I don’t want to overstate my claim. I agree the sky would not fall if judges could freelance. I also have no problem with a judge wearing a tactful collar or the like; that does not seem contrary to the nation’s tradition of what judges ought to wear. But when judges depart from tradition, I fear that something, sometimes, may be lost. After all, even if the color is arbitrary (and, like Feldman, I doubt it is arbitrary, at least in our culture), in this context, uniformity is important. Even the simple act of putting on a robe can remind judges of their deep aspiration to be fair—again, like a wedding ring, in a very tangible way. No doubt, as with other aspirations, judges sometimes fall short. They are human. But reminders help.

The D.C. Circuit’s cases this week are both unanimous. Anglers Conservation Network v. Pritzker (authored by Judge Randolph, and joined by Judges Brown and Sentelle) is about river herring and shad. The fight is whether those fish should be added to a management plan. According to conservationists, the Mid-Atlantic Fishery Management Council should have listed them but didn’t. They argue that this decision violates the Magnuson-Stevens Act’s charge to “promote domestic commercial and recreational fishing under sound conservation and management principles.” For various reasons, however, the court concluded that neither the Magnuson-Stevens Act nor the APA provided for judicial review. (This is an interesting case, especially if you are interested in litigation involving multiple agencies.) In the week’s other case, In re Sealed Cases, Judge Ginsburg—for Judges Srinivasan and Williams—found that even though the appellant had completed his sentence, he was still entitled to judicial review of it because it was not “unduly speculative” that his supervised released time would be shortened if his claims were successful. Ultimately, however, the court rejected the arguments on the merits. This uniformity is common. Even though D.C. Circuit judges are a diverse bunch confronting hard issues, it is gratifying—though not always conducive to blogging—that there aren’t many dissents (this may be the most recent one).

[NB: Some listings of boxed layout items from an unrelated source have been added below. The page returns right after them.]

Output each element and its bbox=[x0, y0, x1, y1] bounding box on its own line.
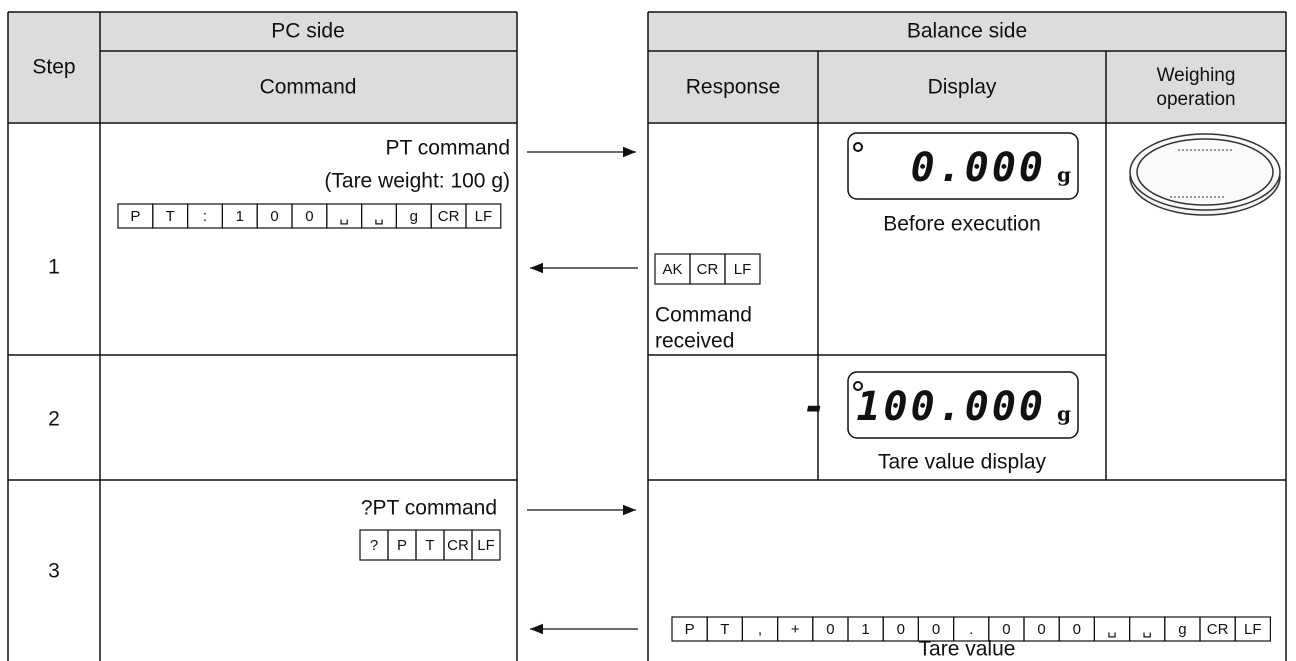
step-header: Step bbox=[32, 56, 75, 79]
code-char: LF bbox=[475, 208, 493, 225]
code-char: 0 bbox=[1073, 621, 1081, 638]
code-box bbox=[465, 203, 502, 229]
code-char: . bbox=[969, 621, 973, 638]
group-header: Balance side bbox=[907, 20, 1027, 43]
group-header: PC side bbox=[271, 20, 345, 43]
code-char: ␣ bbox=[374, 208, 384, 225]
response-label: received bbox=[655, 330, 734, 353]
code-char: T bbox=[166, 208, 175, 225]
weighing-header: operation bbox=[1156, 89, 1235, 110]
lcd-unit: g bbox=[1057, 163, 1071, 187]
code-char: + bbox=[791, 621, 800, 638]
command-title: ?PT command bbox=[361, 497, 497, 520]
display-caption: Before execution bbox=[883, 213, 1041, 236]
code-char: , bbox=[758, 621, 762, 638]
command-note: (Tare weight: 100 g) bbox=[324, 170, 510, 193]
code-char: 0 bbox=[932, 621, 940, 638]
lcd-indicator bbox=[853, 381, 863, 391]
command-header: Command bbox=[260, 76, 357, 99]
display-header: Display bbox=[928, 76, 997, 99]
code-box bbox=[471, 529, 501, 561]
display-caption: Tare value display bbox=[878, 451, 1047, 474]
code-char: : bbox=[203, 208, 207, 225]
code-char: T bbox=[425, 537, 434, 554]
header-bg bbox=[8, 12, 100, 123]
code-char: ␣ bbox=[1107, 621, 1117, 638]
response-caption: Tare value bbox=[919, 638, 1016, 661]
code-char: 0 bbox=[826, 621, 834, 638]
code-char: g bbox=[1178, 621, 1186, 638]
code-char: 0 bbox=[305, 208, 313, 225]
lcd-frame bbox=[847, 132, 1079, 200]
code-char: CR bbox=[438, 208, 460, 225]
weighing-pan bbox=[1129, 133, 1281, 216]
code-box bbox=[724, 253, 761, 285]
arrows bbox=[527, 146, 638, 635]
step-number: 1 bbox=[48, 256, 60, 279]
code-char: ? bbox=[370, 537, 378, 554]
code-char: 0 bbox=[1002, 621, 1010, 638]
table-grid bbox=[7, 11, 1287, 661]
code-char: LF bbox=[477, 537, 495, 554]
code-char: P bbox=[130, 208, 140, 225]
code-char: 0 bbox=[1037, 621, 1045, 638]
code-char: 0 bbox=[897, 621, 905, 638]
code-char: ␣ bbox=[1142, 621, 1152, 638]
code-char: CR bbox=[1207, 621, 1229, 638]
lcd-unit: g bbox=[1057, 402, 1071, 426]
header-bg bbox=[648, 12, 1286, 123]
response-label: Command bbox=[655, 304, 752, 327]
code-char: CR bbox=[447, 537, 469, 554]
weighing-header: Weighing bbox=[1157, 65, 1236, 86]
code-char: g bbox=[410, 208, 418, 225]
step-number: 2 bbox=[48, 408, 60, 431]
code-char: 0 bbox=[270, 208, 278, 225]
response-header: Response bbox=[686, 76, 781, 99]
lcd-indicator bbox=[853, 142, 863, 152]
code-char: LF bbox=[734, 261, 752, 278]
code-char: 1 bbox=[236, 208, 244, 225]
command-title: PT command bbox=[386, 137, 511, 160]
lcd-reading: - 100.000 bbox=[802, 384, 1046, 430]
code-char: CR bbox=[697, 261, 719, 278]
code-char: P bbox=[685, 621, 695, 638]
code-char: ␣ bbox=[339, 208, 349, 225]
header-bg bbox=[100, 12, 517, 123]
code-char: T bbox=[720, 621, 729, 638]
code-char: LF bbox=[1244, 621, 1262, 638]
code-box bbox=[1234, 616, 1271, 642]
code-char: P bbox=[397, 537, 407, 554]
lcd-reading: 0.000 bbox=[911, 145, 1046, 191]
code-char: 1 bbox=[861, 621, 869, 638]
step-number: 3 bbox=[48, 560, 60, 583]
lcd-frame bbox=[847, 371, 1079, 439]
code-char: AK bbox=[662, 261, 682, 278]
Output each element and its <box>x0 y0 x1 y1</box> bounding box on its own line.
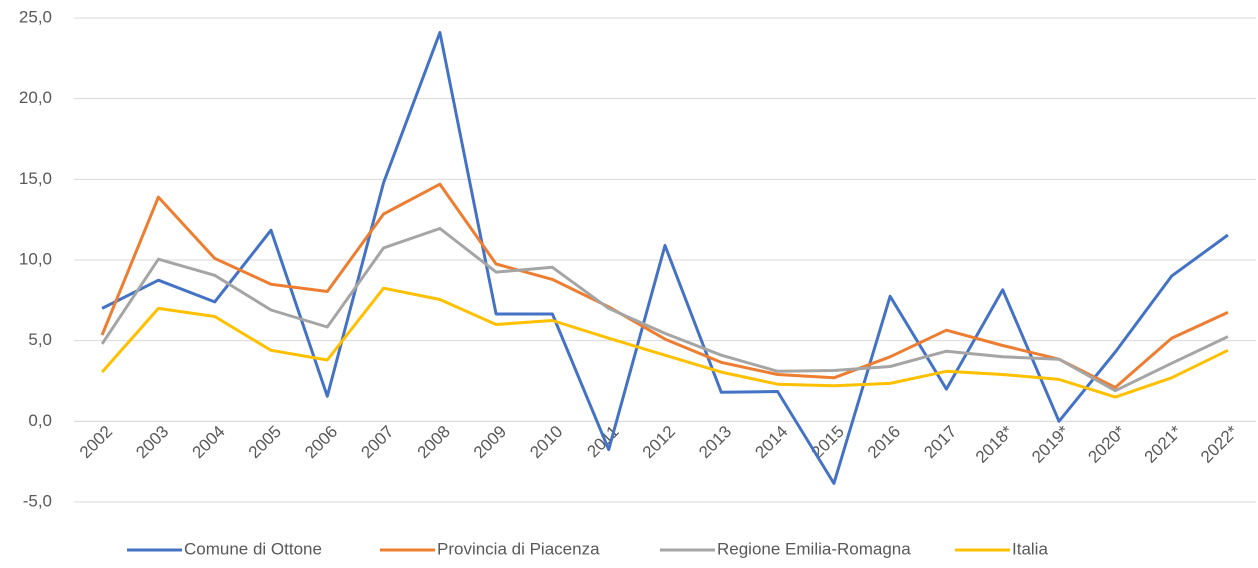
y-tick-label: 25,0 <box>19 7 52 26</box>
y-tick-label: 0,0 <box>28 411 52 430</box>
series-line <box>101 31 1229 485</box>
x-tick-label: 2005 <box>245 422 285 462</box>
x-tick-label: 2022* <box>1197 422 1242 467</box>
x-tick-label: 2021* <box>1141 422 1186 467</box>
legend-label: Provincia di Piacenza <box>437 539 600 558</box>
x-tick-label: 2007 <box>357 422 397 462</box>
x-tick-label: 2019* <box>1028 422 1073 467</box>
series-line <box>100 227 1229 393</box>
legend-label: Italia <box>1012 539 1048 558</box>
x-tick-label: 2003 <box>132 422 172 462</box>
y-tick-label: 20,0 <box>19 88 52 107</box>
x-tick-label: 2006 <box>301 422 341 462</box>
y-tick-label: 15,0 <box>19 169 52 188</box>
x-tick-label: 2017 <box>920 422 960 462</box>
x-tick-label: 2012 <box>639 422 679 462</box>
x-tick-label: 2002 <box>76 422 116 462</box>
x-tick-label: 2018* <box>972 422 1017 467</box>
x-tick-label: 2020* <box>1084 422 1129 467</box>
series-line <box>100 286 1229 399</box>
x-tick-label: 2014 <box>751 422 791 462</box>
x-tick-label: 2016 <box>864 422 904 462</box>
legend-label: Regione Emilia-Romagna <box>717 539 911 558</box>
series-line <box>100 182 1229 389</box>
y-tick-label: 5,0 <box>28 330 52 349</box>
x-tick-label: 2008 <box>414 422 454 462</box>
x-tick-label: 2009 <box>470 422 510 462</box>
x-tick-label: 2004 <box>189 422 229 462</box>
x-tick-label: 2010 <box>526 422 566 462</box>
x-tick-label: 2011 <box>583 422 622 461</box>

To wrap up: As much as I would like it if our judges did not wear the most boring robes on Earth, it’s probably best that U.S. judges stick to black. Plus they are in good company. 


* One way that judges differ is in their view of scholarship. Some judges used to be professors and pay close attention to the academy. Some who were practitioners don’t see the value. Of course, some judges were practitioners who pay attention to what the professoriate is up to because they find it interesting. I clerked for Judge Jerry Smith. More than a dozen of his clerks are now law professors. This is not by accident.